It ended, finally, with Nic Naitanui awkwardly spiralling a punt into the centre square and the waiting arms of an opponent.
It was fitting that West Coast’s final foray forward in the 2019 season finished like that – off balance and lacking, a figure of hope unable to make the intended impact.
There have been many worse premiership defences. The Eagles still won 15 games and a final. With a fortnight to go in the home-and-away season, they were second favourite for the flag.
Then it all came unstuck – in the second half against Richmond, the final quarter against Geelong and, most crucially, all night against Hawthorn.
The loss to the Hawks cast the Eagles’ fate. Not just in the standings, but on some deeper levels too.
It wasn’t so much that it cost the Eagles top four – it was that, in a must-win game, they’d lost by 38 points at home to a team that wasn’t going to play finals. It shouldn’t have happened, but it did, and it became clear that this wasn’t the same team as 2018.
For much of the year, things didn’t look too different. The Eagles still had their elite intercept markers creating a cruel web in defence, their clearance monsters in midfield, their two imposing key forwards and the army of skilled, pouncing crumbers at their feet.
But something was off – they looked almost as slick, but never as powerful. In the end, they went 1-5 against the top four – in all five losses they lost the contested possession count by at least 22.
The Cats rattled them early on Friday night and broke them late. It was a familiar look this year – the first quarter of last year’s grand final recycled, where the Eagles couldn’t get their hands on the ball in the clinches, couldn’t establish any rhythm, and were made to look slow and disoriented.
This is a champion team, though, and they were never going to get blown out by a team with Geelong’s weaknesses. They arrested control through the second and third terms, playing the game as they do best – intercept marking parlayed into scything kicks into the corridor, setting up counter attacks where the speed comes in low trajectories through the air as much as pace on the ground.
Where last year the Eagles would have powered home, this year they just stopped. Geelong were harder in the contest, which could have been predicted, but also more disciplined and savvy in their structure, which was less foreseeable.
The West Coast defence is one of the strangest in the league – few high-profile back sixes oscillate as frequently between looking completely impenetrable and desperately vulnerable.
When there is pressure on the ball and it comes in high, Jeremy McGovern, Tom Barrass, Will Schofield and Shannon Hurn feast. When it comes in at pace, though, with those players isolated one on one, they can be made to look old and unathletic. The Cats took 17 marks inside 50, and that was the game.
Where the Eagles champions might have wrestled back control of a game like this last year, this year the cadences were off.
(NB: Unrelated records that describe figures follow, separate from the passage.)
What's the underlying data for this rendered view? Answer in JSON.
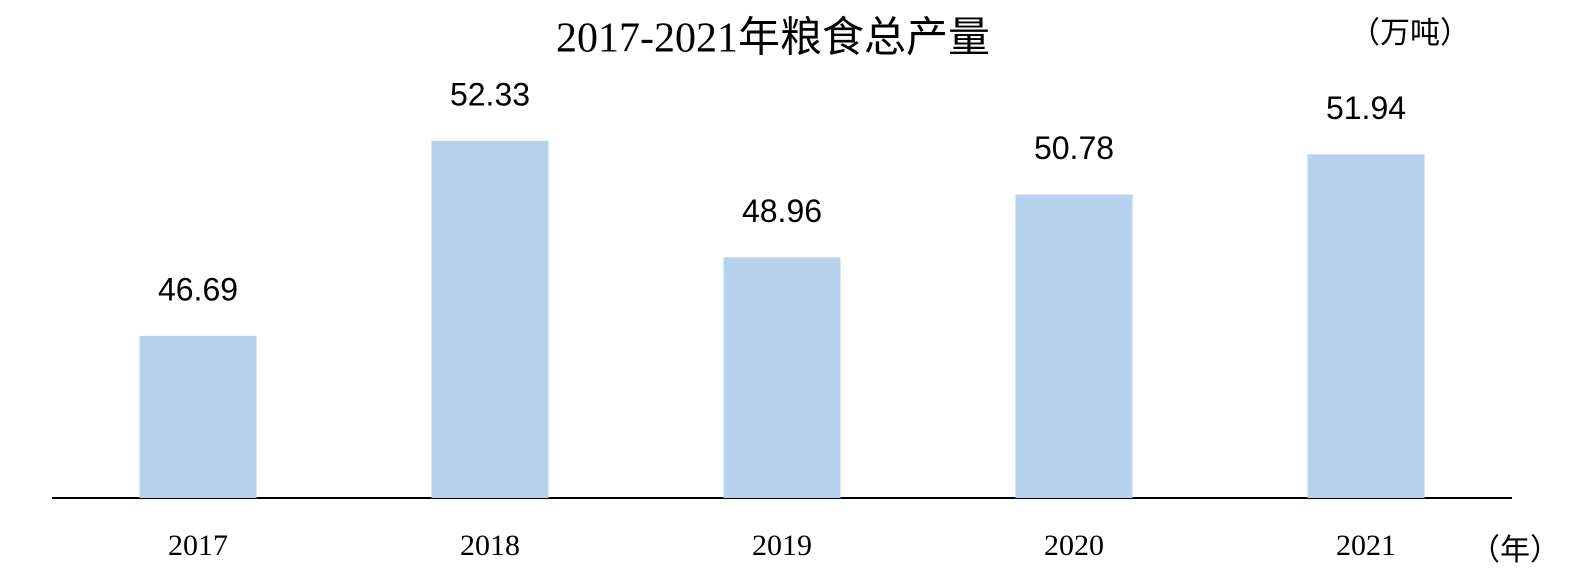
{
  "chart_data": {
    "type": "bar",
    "title": "2017-2021年粮食总产量",
    "y_unit": "（万吨）",
    "x_unit": "（年）",
    "categories": [
      "2017",
      "2018",
      "2019",
      "2020",
      "2021"
    ],
    "values": [
      46.69,
      52.33,
      48.96,
      50.78,
      51.94
    ],
    "color": "#b7d2ec",
    "ylim": [
      42,
      56
    ],
    "grid": false
  }
}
Josh Kennedy is no longer a superstar – last Friday night his leap was compromised and his presence muted, as it had been for most of the year. McGovern looked eerily mortal. Andrew Gaff has looked joyless in his football, with none of the dynamism of last season, a lot of tough running leading to hurried 15-metre passes.
Gaff, Naitanui and Brad Sheppard were supposed to make this team even more unstoppable. But all year the Eagles looked more solvable than 2018, with opponents more able to take them out of their uncontested kick-mark artistry, and force them into more uncomfortable contested ground-level wars.
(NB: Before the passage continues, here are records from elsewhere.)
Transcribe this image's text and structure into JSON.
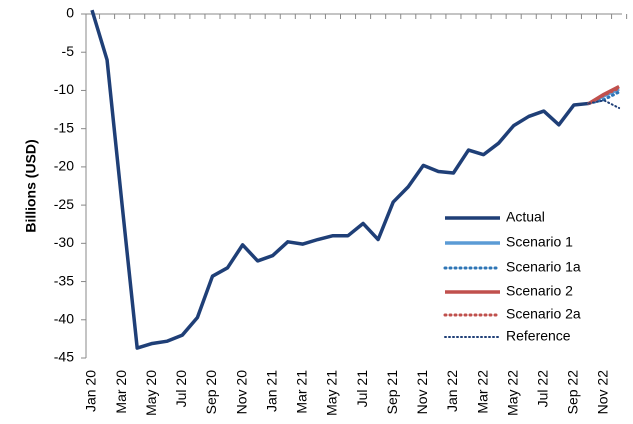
{
  "chart_data": {
    "type": "line",
    "y_label": "Billions (USD)",
    "categories": [
      "Jan 20",
      null,
      "Mar 20",
      null,
      "May 20",
      null,
      "Jul 20",
      null,
      "Sep 20",
      null,
      "Nov 20",
      null,
      "Jan 21",
      null,
      "Mar 21",
      null,
      "May 21",
      null,
      "Jul 21",
      null,
      "Sep 21",
      null,
      "Nov 21",
      null,
      "Jan 22",
      null,
      "Mar 22",
      null,
      "May 22",
      null,
      "Jul 22",
      null,
      "Sep 22",
      null,
      "Nov 22",
      null
    ],
    "series": [
      {
        "name": "Actual",
        "color": "#1f3f77",
        "style": "solid",
        "values": [
          0.5,
          -6,
          -25,
          -43.7,
          -43.1,
          -42.8,
          -42,
          -39.7,
          -34.3,
          -33.2,
          -30.2,
          -32.3,
          -31.6,
          -29.8,
          -30.1,
          -29.5,
          -29,
          -29,
          -27.4,
          -29.5,
          -24.6,
          -22.6,
          -19.8,
          -20.6,
          -20.8,
          -17.8,
          -18.4,
          -16.9,
          -14.6,
          -13.4,
          -12.7,
          -14.5,
          -11.9,
          -11.7,
          null,
          null
        ]
      },
      {
        "name": "Scenario 1",
        "color": "#5b9bd5",
        "style": "solid",
        "values": [
          null,
          null,
          null,
          null,
          null,
          null,
          null,
          null,
          null,
          null,
          null,
          null,
          null,
          null,
          null,
          null,
          null,
          null,
          null,
          null,
          null,
          null,
          null,
          null,
          null,
          null,
          null,
          null,
          null,
          null,
          null,
          null,
          null,
          -11.7,
          -10.7,
          -9.8
        ]
      },
      {
        "name": "Scenario 1a",
        "color": "#2e75b6",
        "style": "dotted",
        "values": [
          null,
          null,
          null,
          null,
          null,
          null,
          null,
          null,
          null,
          null,
          null,
          null,
          null,
          null,
          null,
          null,
          null,
          null,
          null,
          null,
          null,
          null,
          null,
          null,
          null,
          null,
          null,
          null,
          null,
          null,
          null,
          null,
          null,
          -11.7,
          -11.2,
          -10.2
        ]
      },
      {
        "name": "Scenario 2",
        "color": "#c0504d",
        "style": "solid",
        "values": [
          null,
          null,
          null,
          null,
          null,
          null,
          null,
          null,
          null,
          null,
          null,
          null,
          null,
          null,
          null,
          null,
          null,
          null,
          null,
          null,
          null,
          null,
          null,
          null,
          null,
          null,
          null,
          null,
          null,
          null,
          null,
          null,
          null,
          -11.7,
          -10.5,
          -9.5
        ]
      },
      {
        "name": "Scenario 2a",
        "color": "#c0504d",
        "style": "dotted",
        "values": [
          null,
          null,
          null,
          null,
          null,
          null,
          null,
          null,
          null,
          null,
          null,
          null,
          null,
          null,
          null,
          null,
          null,
          null,
          null,
          null,
          null,
          null,
          null,
          null,
          null,
          null,
          null,
          null,
          null,
          null,
          null,
          null,
          null,
          -11.7,
          -10.6,
          -9.7
        ]
      },
      {
        "name": "Reference",
        "color": "#1f3f77",
        "style": "dotted-thin",
        "values": [
          null,
          null,
          null,
          null,
          null,
          null,
          null,
          null,
          null,
          null,
          null,
          null,
          null,
          null,
          null,
          null,
          null,
          null,
          null,
          null,
          null,
          null,
          null,
          null,
          null,
          null,
          null,
          null,
          null,
          null,
          null,
          null,
          null,
          -11.7,
          -11.3,
          -12.3
        ]
      }
    ],
    "ylim": [
      -45,
      0
    ],
    "yticks": [
      0,
      -5,
      -10,
      -15,
      -20,
      -25,
      -30,
      -35,
      -40,
      -45
    ],
    "grid": false,
    "legend": "lower right"
  }
}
The absence of Willie Rioli hurt, and surely took its toll on Friday night, but West Coast’s defeat was the culmination of warning signs that had been blaring well before Rioli’s provisional suspension.
The Eagles aren’t going anywhere. Their core of superstars is still ripe enough and exciting youth is flowing through. This year ended meekly, but most premiership defences do. A reinvention propelled West Coast to a grand final in 2015 and a better reinvention earned them a premiership in 2018.
A third will be necessary to get them back to where they need to go.